Routing - the Euclidean bottleneck traveling salesman problem - FAQ

Purpose of exercise

Activities

Requirements

  1. Define a function insert-everywhere that, given a value x and a list xs, delivers a list xss whose elements are all like xs, but with x inserted among the elements. The list xss must contain one more element than xs, and for each index k, there must be a list in xss whose element of index k is x. (That is, the list xss must contain versions of xs with x in all possible positions.) The order of the lists in xss is is immaterial. For example, the value of (insert-everywhere 1 '(2 3)) could be ((1 2 3) (2 1 3) (2 3 1)), or it could be ((2 3 1) (2 1 3) (1 2 3)), or it could be other arrangements of the lists (1 2 3), (2 1 3), and (2 3 1).
  2. Define a function that delivers the list of permutations of a given list. The order in which the list arranges the permutations is immaterial.

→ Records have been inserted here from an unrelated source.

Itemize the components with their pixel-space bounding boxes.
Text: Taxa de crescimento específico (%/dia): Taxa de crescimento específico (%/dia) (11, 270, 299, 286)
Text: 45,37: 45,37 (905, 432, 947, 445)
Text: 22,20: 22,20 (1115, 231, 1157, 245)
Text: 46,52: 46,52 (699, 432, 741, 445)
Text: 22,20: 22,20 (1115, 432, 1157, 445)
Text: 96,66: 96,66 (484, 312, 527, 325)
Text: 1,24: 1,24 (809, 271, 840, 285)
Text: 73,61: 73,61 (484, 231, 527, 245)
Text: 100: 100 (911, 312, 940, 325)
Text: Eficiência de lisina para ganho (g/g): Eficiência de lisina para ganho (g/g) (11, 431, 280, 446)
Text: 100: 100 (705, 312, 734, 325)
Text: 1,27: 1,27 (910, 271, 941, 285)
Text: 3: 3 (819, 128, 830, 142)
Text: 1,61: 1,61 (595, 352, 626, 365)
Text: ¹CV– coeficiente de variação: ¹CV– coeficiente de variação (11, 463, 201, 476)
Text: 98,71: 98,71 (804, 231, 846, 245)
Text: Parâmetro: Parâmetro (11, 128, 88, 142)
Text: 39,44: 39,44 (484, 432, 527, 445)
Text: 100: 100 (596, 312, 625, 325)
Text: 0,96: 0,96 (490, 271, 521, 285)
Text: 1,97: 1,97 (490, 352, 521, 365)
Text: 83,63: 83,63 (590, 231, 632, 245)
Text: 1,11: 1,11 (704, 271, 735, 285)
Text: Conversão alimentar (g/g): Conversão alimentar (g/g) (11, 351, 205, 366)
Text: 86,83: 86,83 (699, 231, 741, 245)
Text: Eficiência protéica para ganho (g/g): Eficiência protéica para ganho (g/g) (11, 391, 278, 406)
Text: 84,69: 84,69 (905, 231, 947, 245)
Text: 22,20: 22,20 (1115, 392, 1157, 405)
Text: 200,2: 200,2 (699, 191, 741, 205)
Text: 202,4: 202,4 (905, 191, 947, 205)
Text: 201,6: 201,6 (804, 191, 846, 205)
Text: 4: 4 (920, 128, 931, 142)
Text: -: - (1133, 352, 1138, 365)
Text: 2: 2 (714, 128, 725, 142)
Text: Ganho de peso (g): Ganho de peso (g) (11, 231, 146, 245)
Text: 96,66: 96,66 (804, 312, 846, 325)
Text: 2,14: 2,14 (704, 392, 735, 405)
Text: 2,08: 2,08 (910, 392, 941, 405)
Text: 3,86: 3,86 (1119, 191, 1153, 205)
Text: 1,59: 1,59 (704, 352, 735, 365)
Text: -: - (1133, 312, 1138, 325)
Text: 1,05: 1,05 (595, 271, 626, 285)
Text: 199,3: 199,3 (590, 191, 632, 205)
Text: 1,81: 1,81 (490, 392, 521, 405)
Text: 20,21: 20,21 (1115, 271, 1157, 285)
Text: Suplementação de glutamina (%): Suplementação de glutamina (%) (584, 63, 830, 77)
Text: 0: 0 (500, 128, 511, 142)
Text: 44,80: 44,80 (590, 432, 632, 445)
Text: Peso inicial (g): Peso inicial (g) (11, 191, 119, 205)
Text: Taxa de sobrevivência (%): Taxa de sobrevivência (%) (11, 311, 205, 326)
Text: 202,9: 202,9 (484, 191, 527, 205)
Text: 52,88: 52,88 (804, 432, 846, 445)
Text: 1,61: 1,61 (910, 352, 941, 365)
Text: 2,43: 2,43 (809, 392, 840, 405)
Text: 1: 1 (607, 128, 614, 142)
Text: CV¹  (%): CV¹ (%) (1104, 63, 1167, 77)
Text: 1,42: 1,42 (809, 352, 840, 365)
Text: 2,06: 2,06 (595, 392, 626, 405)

For example, either the list ((1 2 3) (1 3 2) (2 1 3) (2 3 1) (3 1 2) (3 2 1)) or the list ((1 2 3) (2 1 3) (2 3 1) (1 3 2) (3 1 2) (3 2 1)) or any of many other arrangements would be suitable values for (permutations '(1 2 3)).
  3. Define a function that finds an optimal route in the Euclidean bottleneck traveling salesman problem (as described in Wikipedia).
    Note 1: Include your max-min and permutations books in the code, and refer to their functions where you find them useful.
    Note 2: Since the bottleneck version of the problem seeks only minimize the longest segment in a route (not the length of the whole route), you can use squared Euclidean distance as a proxy for Euclidean distance. This is fortunate, since Euclidean distance is usually not a rational number.

Properties

  1. State and prove a theorem about the relationship of the length of (insert-everywhere x xs) compared to the length of xs.
  2. State and prove a theorem that says that x is an element of every list in (insert-everywhere x xs) [Hint: Define a predicate (member-all x xss) whose value is non-nil if and only if the formula (member-equal x xs) is non-nil for every element xs of xss.]
  3. State and prove a theorem that says that every list in (insert-everywhere x xs) is a permutation of the list (cons x xs). [Hint: See the the definition of  perm, defined in Section 10.3 of the Computer-Aided Reasoning textbook]
  4. Define a theorem that says that (permutations xs) is a true-list of true-lists, as long as xs is a true-list.